L’affaire de suspension de quelques membres du Leader Fanilo, dont son président, Jean-Max Rakotomamonjy, rappelle à quelques détails près la très médiatique affaire de suspension de Jean-Marie Le Pen par le bureau national du Front national, dirigé par sa fille, Marine Le Pen. A quelques détails près parce que si les motifs de la suspension semblent à peu près les mêmes, entre autres la déviation des principes du parti, les contextes sont bien différents. La situation également.

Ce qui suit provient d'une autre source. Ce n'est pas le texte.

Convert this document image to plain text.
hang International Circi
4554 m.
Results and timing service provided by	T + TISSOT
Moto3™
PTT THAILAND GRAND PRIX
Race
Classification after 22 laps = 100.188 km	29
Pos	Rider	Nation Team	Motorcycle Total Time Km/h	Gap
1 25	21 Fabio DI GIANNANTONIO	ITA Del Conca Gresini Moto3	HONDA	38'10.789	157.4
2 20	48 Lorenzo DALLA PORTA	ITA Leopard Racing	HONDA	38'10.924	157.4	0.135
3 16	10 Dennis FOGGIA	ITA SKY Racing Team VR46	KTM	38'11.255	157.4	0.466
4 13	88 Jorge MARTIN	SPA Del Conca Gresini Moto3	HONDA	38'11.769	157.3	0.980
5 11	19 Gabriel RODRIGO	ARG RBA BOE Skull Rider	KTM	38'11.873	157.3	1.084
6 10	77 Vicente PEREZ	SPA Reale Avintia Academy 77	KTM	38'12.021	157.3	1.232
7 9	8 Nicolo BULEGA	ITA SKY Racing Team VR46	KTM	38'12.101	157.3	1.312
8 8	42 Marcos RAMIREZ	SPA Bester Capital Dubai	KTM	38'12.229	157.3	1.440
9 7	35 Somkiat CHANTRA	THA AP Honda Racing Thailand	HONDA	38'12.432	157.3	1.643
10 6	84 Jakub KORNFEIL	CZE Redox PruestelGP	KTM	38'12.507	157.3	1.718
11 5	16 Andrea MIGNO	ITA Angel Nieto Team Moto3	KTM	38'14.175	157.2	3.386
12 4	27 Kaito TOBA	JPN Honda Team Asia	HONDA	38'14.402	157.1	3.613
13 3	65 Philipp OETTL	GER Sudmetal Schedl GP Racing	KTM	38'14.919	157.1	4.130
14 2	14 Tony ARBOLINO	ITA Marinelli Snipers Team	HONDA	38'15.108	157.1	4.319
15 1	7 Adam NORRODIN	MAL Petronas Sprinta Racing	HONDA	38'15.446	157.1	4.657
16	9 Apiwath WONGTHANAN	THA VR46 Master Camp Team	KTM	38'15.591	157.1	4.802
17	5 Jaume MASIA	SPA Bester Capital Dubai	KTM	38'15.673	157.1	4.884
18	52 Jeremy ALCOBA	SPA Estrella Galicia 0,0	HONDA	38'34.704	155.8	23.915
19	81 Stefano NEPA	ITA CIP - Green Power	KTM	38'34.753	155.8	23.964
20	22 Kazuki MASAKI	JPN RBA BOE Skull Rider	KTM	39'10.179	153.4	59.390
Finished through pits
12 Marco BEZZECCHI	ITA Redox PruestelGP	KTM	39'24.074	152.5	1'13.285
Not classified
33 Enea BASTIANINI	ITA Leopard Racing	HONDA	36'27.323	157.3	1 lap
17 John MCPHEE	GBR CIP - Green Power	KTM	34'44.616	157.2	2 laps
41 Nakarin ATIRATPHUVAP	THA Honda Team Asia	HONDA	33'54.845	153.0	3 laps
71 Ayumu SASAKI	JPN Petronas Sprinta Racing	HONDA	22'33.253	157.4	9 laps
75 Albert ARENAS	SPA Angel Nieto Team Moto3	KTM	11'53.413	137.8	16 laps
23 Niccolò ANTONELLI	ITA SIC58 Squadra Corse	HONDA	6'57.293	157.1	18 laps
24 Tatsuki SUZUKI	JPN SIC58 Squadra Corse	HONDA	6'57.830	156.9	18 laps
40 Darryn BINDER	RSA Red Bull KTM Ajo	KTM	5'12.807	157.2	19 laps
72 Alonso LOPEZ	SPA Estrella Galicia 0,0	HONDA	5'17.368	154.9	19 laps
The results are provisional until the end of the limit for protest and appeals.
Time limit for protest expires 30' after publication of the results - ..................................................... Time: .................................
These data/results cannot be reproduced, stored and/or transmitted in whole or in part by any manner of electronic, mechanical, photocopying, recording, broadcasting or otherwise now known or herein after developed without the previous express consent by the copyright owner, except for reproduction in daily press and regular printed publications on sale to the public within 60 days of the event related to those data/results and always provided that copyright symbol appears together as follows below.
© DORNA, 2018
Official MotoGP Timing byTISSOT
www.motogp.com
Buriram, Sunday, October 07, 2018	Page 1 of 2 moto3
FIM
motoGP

Si en France, le FN cherche à se débarrasser de ses brebis galeuses, c’est parce qu’il cherche à se refaire une belle image, dans l’espoir de briguer la présidence de la République durant les prochaines élections. Les dernières évolutions au sein de ce parti, le regain de notoriété qu’il a affiché lors des précédentes élections en France, le positionnant d’ailleurs comme le troisième parti le plus puissant de l’Hexagone, sont autant de raisons qui peuvent justifier l’assainissement au sein de cette formation politique à polémiques.

Or, pour le Leader Fanilo, la situation est toute autre. Depuis la mort de son fondateur, il n’a cessé d’accumuler les problèmes. Tout cela, non pas parce qu’il a affiché un changement notable qui tend vers le renforcement du parti, mais à cause de la diminution de sa cote de popularité, voire même de sa crédibilité. Mais tout cela n’est effectivement pas propre à ce seul parti. Cette situation concerne presque toutes les formations politiques malgaches qui, faute de casting rigoureux pour le choix leurs membres, et en l’absence d’idéologie qui devrait motiver chacun d’entre eux, finissent par s’effacer devant le parti au pouvoir, souvent puissant.

Il n’y a pas que le Leader Fanilo, les autres grands partis politiques ont également des difficultés à démontrer leur solidarité. Les dernières élections sénatoriales l’ont confirmé. Le Mapar, parti de l’ancien président de la Transition, tout comme le Tim de l’ancien président Marc Ravalomanana ou encore l’Arema de Didier Ratsiraka se sont vus se faire trahir par certains de leurs élus. Tout cela parce que la politique basée sur le principe, l’éthique et l’idéologie, n’a pas encore sa place à Madagascar.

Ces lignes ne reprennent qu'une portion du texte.